Comme, hélas souvent avec ce gouvernement, ce projet présenté comme « équilibré (sic) » met en place un net recul des garanties et des droits fondamentaux supposément compensé par de trop rares mesures de protection. Du reste, ce projet est un nouvel exemple de la méthode du gouvernement, il ressemble à ces pâtisseries américaines : sous une couche de glaçage sucré et décoré, un gâteau indigeste souvent fourré d’une mauvaise crème.

Ainsi si certaines mesures sont une amélioration de l’existant comme par exemple l’accès à la carte de résident des parents d’enfants bénéficiaires d’une protection internationale, ou encore l’extension à quatre ans de la carte de séjour pluriannuelle pour les bénéficiaires d’une protection subsidiaire.

Ce texte est essentiellement composé de mesures qui vont dégrader la procédure d’asile et l’accompagnement social proposé par les associations.
De plus, cette loi interviendrait dans un contexte où l’ensemble des demandeurs d’asile ne pourra être hébergé, faute de places suffisantes.

Le raccourcissement des délais d’instruction des demandes d’asile est présenté comme une avancée. Selon le gouvernement, il permettrait de traiter davantage de demandes. En réalité, ce raccourcissement s’effectue principalement au détriment du demandeur et risque de fait, d’exclure des milliers de personnes de la protection : réduction des délais de recours devant la CNDA , fin du caractère suspensif du recours dans certaines situations, instauration des audiences par vidéo-conférence, notification des décisions par « tout moyen ».

Le projet de loi renforce les mesures directives et instaure un contrôle des préfectures, avec le risque de créer une confusion générale entre surveillance administrative et action sociale et de dégrader le travail des acteurs sociaux dans l’accompagnement pour l’accès aux droits (orientation directive sur l’ensemble du territoire national sans garantie d’une proposition effective d’hébergement, contrôles préfectoraux dans les structures d’hébergement, restriction de la liberté d’aller et venir).

Au prétexte de renforcer l’efficacité des mesures d’éloignement, le projet développe à outrance les mesures de contrôle et de privation de liberté (systématisation de l’assignation à résidence, forte hausse de la durée de rétention) auxquelles s’ajoute le placement en rétention des personnes placées sous procédure Dublin, voté au parlement le 15 février. Rappelons que les migrants placés sous procédure dite de Dublin, les « dublinés » ne sont pas des migrants dont les dossiers de demande d’entrée sur le territoire ont été refusés mais des migrants dont les dossiers n’ont pas été examinés et que ces « dublinés » sont expulsés vers le pays par lequel ils sont entrés dans l’UE.

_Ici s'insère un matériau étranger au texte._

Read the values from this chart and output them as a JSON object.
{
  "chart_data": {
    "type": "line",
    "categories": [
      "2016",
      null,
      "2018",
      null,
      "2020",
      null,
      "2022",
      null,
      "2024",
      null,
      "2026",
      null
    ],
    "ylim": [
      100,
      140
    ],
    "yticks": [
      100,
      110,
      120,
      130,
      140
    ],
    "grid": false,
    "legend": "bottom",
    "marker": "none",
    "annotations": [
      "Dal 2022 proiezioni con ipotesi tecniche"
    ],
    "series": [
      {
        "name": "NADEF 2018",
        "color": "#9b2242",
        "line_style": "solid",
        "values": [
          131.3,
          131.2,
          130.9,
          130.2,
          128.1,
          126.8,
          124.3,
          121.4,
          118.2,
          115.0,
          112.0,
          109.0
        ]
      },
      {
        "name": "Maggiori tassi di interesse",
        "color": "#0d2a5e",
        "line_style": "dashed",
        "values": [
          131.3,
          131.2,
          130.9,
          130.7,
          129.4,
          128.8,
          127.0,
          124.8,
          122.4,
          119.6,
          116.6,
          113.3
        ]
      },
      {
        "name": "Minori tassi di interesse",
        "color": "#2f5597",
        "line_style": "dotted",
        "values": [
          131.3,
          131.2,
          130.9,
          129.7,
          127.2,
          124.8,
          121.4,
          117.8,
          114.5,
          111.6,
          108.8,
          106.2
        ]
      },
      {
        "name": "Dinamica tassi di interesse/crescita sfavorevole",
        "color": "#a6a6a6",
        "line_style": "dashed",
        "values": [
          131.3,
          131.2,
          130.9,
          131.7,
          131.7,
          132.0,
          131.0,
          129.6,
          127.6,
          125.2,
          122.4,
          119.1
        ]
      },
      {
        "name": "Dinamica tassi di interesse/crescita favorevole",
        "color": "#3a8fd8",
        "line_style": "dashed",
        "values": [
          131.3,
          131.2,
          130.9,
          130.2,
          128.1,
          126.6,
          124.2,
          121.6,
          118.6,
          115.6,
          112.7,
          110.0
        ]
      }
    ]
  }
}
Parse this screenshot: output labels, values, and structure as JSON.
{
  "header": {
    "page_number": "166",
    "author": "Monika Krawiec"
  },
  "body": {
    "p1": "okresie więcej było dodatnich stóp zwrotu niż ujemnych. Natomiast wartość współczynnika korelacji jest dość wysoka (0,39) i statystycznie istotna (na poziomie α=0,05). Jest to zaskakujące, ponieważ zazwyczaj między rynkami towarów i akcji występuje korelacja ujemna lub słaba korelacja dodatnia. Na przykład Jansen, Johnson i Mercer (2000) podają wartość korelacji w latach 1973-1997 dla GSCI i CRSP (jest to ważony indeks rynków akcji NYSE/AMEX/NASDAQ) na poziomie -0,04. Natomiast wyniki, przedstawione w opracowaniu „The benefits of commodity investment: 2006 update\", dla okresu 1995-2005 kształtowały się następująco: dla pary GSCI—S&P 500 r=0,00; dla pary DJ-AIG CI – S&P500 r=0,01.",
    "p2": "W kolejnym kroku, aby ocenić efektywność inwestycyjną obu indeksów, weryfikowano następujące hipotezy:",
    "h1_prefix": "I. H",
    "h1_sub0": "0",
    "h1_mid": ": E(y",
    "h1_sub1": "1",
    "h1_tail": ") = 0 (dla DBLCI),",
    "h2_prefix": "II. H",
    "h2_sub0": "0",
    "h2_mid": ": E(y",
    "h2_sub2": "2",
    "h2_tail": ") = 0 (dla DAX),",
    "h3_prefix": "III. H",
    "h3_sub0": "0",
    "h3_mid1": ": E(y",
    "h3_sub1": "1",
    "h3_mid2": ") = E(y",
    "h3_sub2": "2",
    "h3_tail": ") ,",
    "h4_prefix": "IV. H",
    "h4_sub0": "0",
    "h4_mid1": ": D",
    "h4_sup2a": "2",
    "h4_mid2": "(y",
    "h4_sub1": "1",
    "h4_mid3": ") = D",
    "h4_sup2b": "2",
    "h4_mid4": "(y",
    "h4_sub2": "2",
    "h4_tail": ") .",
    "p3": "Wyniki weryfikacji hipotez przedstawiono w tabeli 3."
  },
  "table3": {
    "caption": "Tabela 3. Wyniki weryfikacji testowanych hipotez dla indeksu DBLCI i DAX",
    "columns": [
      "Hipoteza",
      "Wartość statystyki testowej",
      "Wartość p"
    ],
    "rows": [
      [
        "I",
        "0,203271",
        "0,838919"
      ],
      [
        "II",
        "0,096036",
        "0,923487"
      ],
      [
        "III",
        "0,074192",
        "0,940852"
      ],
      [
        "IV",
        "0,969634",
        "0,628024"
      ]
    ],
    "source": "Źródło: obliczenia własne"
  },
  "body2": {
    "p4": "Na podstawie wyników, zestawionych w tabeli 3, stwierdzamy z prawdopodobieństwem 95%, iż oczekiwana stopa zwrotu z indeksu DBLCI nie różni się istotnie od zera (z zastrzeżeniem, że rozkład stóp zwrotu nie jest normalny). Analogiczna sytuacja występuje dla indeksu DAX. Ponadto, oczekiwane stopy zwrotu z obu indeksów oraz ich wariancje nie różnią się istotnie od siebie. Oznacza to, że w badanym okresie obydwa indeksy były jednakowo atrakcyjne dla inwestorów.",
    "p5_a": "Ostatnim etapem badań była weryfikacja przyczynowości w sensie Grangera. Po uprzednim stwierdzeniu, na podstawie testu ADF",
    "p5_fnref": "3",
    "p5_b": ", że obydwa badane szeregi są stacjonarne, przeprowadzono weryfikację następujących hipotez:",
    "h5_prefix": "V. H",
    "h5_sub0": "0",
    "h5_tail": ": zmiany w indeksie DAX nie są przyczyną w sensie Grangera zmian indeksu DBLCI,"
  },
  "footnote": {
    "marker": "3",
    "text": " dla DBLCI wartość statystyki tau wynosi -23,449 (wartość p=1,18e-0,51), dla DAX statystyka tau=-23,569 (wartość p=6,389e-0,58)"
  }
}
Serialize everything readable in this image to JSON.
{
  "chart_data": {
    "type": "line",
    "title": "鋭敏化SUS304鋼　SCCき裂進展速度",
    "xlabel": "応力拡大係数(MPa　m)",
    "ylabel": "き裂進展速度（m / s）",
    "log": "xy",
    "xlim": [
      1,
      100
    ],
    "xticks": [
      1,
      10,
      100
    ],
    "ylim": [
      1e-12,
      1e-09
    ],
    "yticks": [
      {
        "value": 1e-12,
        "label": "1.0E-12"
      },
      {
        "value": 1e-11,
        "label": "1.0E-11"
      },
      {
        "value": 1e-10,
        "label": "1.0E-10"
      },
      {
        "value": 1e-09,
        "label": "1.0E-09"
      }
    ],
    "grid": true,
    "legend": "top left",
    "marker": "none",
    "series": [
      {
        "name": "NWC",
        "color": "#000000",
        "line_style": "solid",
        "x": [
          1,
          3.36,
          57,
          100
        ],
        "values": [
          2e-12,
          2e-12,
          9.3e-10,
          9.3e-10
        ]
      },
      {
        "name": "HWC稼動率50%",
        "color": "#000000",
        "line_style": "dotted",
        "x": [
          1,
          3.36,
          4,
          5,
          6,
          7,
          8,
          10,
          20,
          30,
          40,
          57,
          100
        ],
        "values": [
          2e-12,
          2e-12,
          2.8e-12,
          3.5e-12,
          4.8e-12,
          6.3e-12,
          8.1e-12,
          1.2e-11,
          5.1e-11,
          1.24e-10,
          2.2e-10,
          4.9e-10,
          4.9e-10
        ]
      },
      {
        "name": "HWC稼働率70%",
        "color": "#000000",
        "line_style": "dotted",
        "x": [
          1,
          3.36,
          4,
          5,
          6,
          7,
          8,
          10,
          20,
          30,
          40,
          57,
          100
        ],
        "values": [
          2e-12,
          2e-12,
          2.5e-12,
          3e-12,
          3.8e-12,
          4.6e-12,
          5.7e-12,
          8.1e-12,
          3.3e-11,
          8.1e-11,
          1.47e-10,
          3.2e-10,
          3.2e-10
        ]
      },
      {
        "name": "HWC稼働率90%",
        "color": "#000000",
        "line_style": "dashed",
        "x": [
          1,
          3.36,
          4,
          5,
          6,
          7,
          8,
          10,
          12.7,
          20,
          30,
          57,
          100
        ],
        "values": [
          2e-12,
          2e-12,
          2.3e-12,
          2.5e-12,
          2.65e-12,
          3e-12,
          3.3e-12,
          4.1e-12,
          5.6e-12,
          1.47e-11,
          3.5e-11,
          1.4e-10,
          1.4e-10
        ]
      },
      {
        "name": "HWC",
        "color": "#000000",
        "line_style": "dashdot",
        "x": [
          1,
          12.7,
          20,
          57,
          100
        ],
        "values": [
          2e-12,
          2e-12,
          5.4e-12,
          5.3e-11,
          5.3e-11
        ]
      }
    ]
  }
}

En fragilisant les fondements même du travail social, ce texte porte atteinte à la relation de confiance entre les travailleurs sociaux et les personnes en grande précarité, leur famille et leurs enfants, qu’elles aient un statut administratif précaire ou non. Ces orientations pourraient conduire les personnes migrantes à fuir les procédures et les dispositifs sociaux, multipliant les situations d’errance et de précarité mais aussi d’accentuer les risques sanitaires en matière de santé publique (moins de contact avec les services compétents conduirait à des dépistage plus tardifs de maladies contagieuses, par exemple) mais aussi risquerait d’accentuer leur détresse psychique en restreignant de fait, leurs relations interpersonnelles et d’échange avec des personnes qui ne soient pas dans la même situation de précarité.

En refusant de traiter la question de l’accès à un titre de séjour pour les dizaines de milliers de personnes qui vivent déjà sur le sol français, parfois depuis des années, c’est-à-dire la question de la régularisation des « sans papier » et sur la modification nécessaire du règlement Dublin, ce projet passe à côté d’une occasion de s’attaquer réellement à la pauvreté et à la souffrance sociale.

C’est pourquoi en tant que parlementaire, je ne voterai pas ce texte en l’état et proposerai des amendements afin d’en améliorer grandement le dispositif afin de répondre, cette fois réellement, aux situations vécues par les personnes migrantes en France.

A noter: les personnels de la Cour national du droit d’asile (CNDA) se sont mis en grève le 13 février, pour contester leurs conditions de travail ainsi que le dispositif de la loi asile et immigration.